A number of companies across America, perhaps tens of thousands, will not make it through the COVID-19 pandemic intact. They are both large and small. What they share in common is a drop in access to capital. Retailers and consumer services companies are most at risk, at least for now. A prime example is a crippled and storied retailer J.C. Penney Co. Inc. (NYSE: JCP), which most likely cannot handle a sharp double-digit drop in same-store sales. The federal government might provide it a lifeline if the government rolls out extreme emergency financial measures to support employment. But will it?
J.C. Penney stock has fallen to $0.41 per share and was at one point down almost 40% over the past five days. That means it trades at a level that anticipates an end of solvency. The retailer currently has over 850 stores and employs 95,000 people. The effect of a mass layoff is unthinkable.
Last year, J.C. Penney suffered a 7.1% decline in revenue to $10.7 billion. It posted a net loss of $268 million, compared to a loss of $255 million the year before.

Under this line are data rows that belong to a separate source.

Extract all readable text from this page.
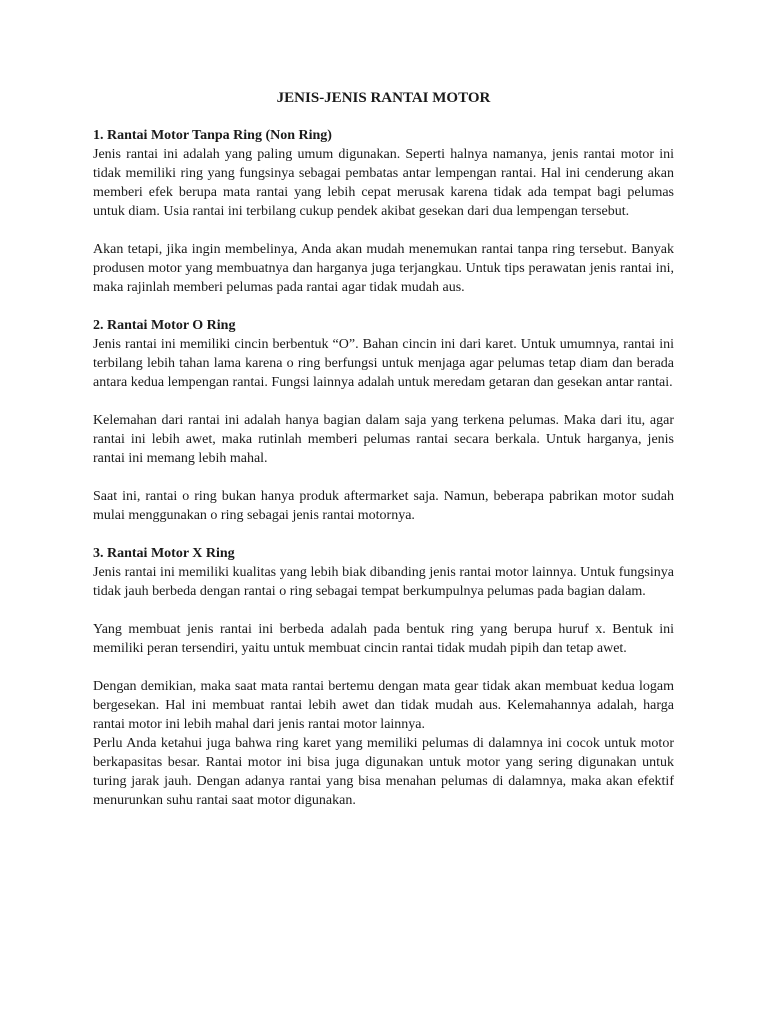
JENIS-JENIS RANTAI MOTOR

1. Rantai Motor Tanpa Ring (Non Ring)

Jenis rantai ini adalah yang paling umum digunakan. Seperti halnya namanya, jenis rantai motor ini tidak memiliki ring yang fungsinya sebagai pembatas antar lempengan rantai. Hal ini cenderung akan memberi efek berupa mata rantai yang lebih cepat merusak karena tidak ada tempat bagi pelumas untuk diam. Usia rantai ini terbilang cukup pendek akibat gesekan dari dua lempengan tersebut.

Akan tetapi, jika ingin membelinya, Anda akan mudah menemukan rantai tanpa ring tersebut. Banyak produsen motor yang membuatnya dan harganya juga terjangkau. Untuk tips perawatan jenis rantai ini, maka rajinlah memberi pelumas pada rantai agar tidak mudah aus.

2. Rantai Motor O Ring

Jenis rantai ini memiliki cincin berbentuk “O”. Bahan cincin ini dari karet. Untuk umumnya, rantai ini terbilang lebih tahan lama karena o ring berfungsi untuk menjaga agar pelumas tetap diam dan berada antara kedua lempengan rantai. Fungsi lainnya adalah untuk meredam getaran dan gesekan antar rantai.

Kelemahan dari rantai ini adalah hanya bagian dalam saja yang terkena pelumas. Maka dari itu, agar rantai ini lebih awet, maka rutinlah memberi pelumas rantai secara berkala. Untuk harganya, jenis rantai ini memang lebih mahal.

Saat ini, rantai o ring bukan hanya produk aftermarket saja. Namun, beberapa pabrikan motor sudah mulai menggunakan o ring sebagai jenis rantai motornya.

3. Rantai Motor X Ring

Jenis rantai ini memiliki kualitas yang lebih biak dibanding jenis rantai motor lainnya. Untuk fungsinya tidak jauh berbeda dengan rantai o ring sebagai tempat berkumpulnya pelumas pada bagian dalam.

Yang membuat jenis rantai ini berbeda adalah pada bentuk ring yang berupa huruf x. Bentuk ini memiliki peran tersendiri, yaitu untuk membuat cincin rantai tidak mudah pipih dan tetap awet.

Dengan demikian, maka saat mata rantai bertemu dengan mata gear tidak akan membuat kedua logam bergesekan. Hal ini membuat rantai lebih awet dan tidak mudah aus. Kelemahannya adalah, harga rantai motor ini lebih mahal dari jenis rantai motor lainnya.

Perlu Anda ketahui juga bahwa ring karet yang memiliki pelumas di dalamnya ini cocok untuk motor berkapasitas besar. Rantai motor ini bisa juga digunakan untuk motor yang sering digunakan untuk turing jarak jauh. Dengan adanya rantai yang bisa menahan pelumas di dalamnya, maka akan efektif menurunkan suhu rantai saat motor digunakan.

At the end of the period, J.C. Penney had cash and cash equivalents of $386 million. Free cash flow for the year was $145 million. J.C. Penney expects a positive free cash flow this year. However, that is against a drop of 3.5% and 4.5% in same-store sales. That figure could become much worse in a matter of weeks, as people desert malls and other retailers.
The conversation of bailouts is almost always accompanied by the debate about moral hazard. Those who have not guarded against risk in the past should not be bailed out. J.C. Penney does not fall into that category, to the extent that: 1) most of its major mistakes were made years ago by different management, 2) it is part of an industry in which trends have moved almost completely against it. The first issue is more debatable than the second in a conversation about moral hazard.
At the core of a debate about a government bailout of J.C. Penney, at least in the very short term, is 95,000 jobs, and what the loss of those does to the overall national economy. The risk to traditional retail businesses over the next several months is several times that. The effect of a catastrophe against this industry is a large part of what could hammer the national economy.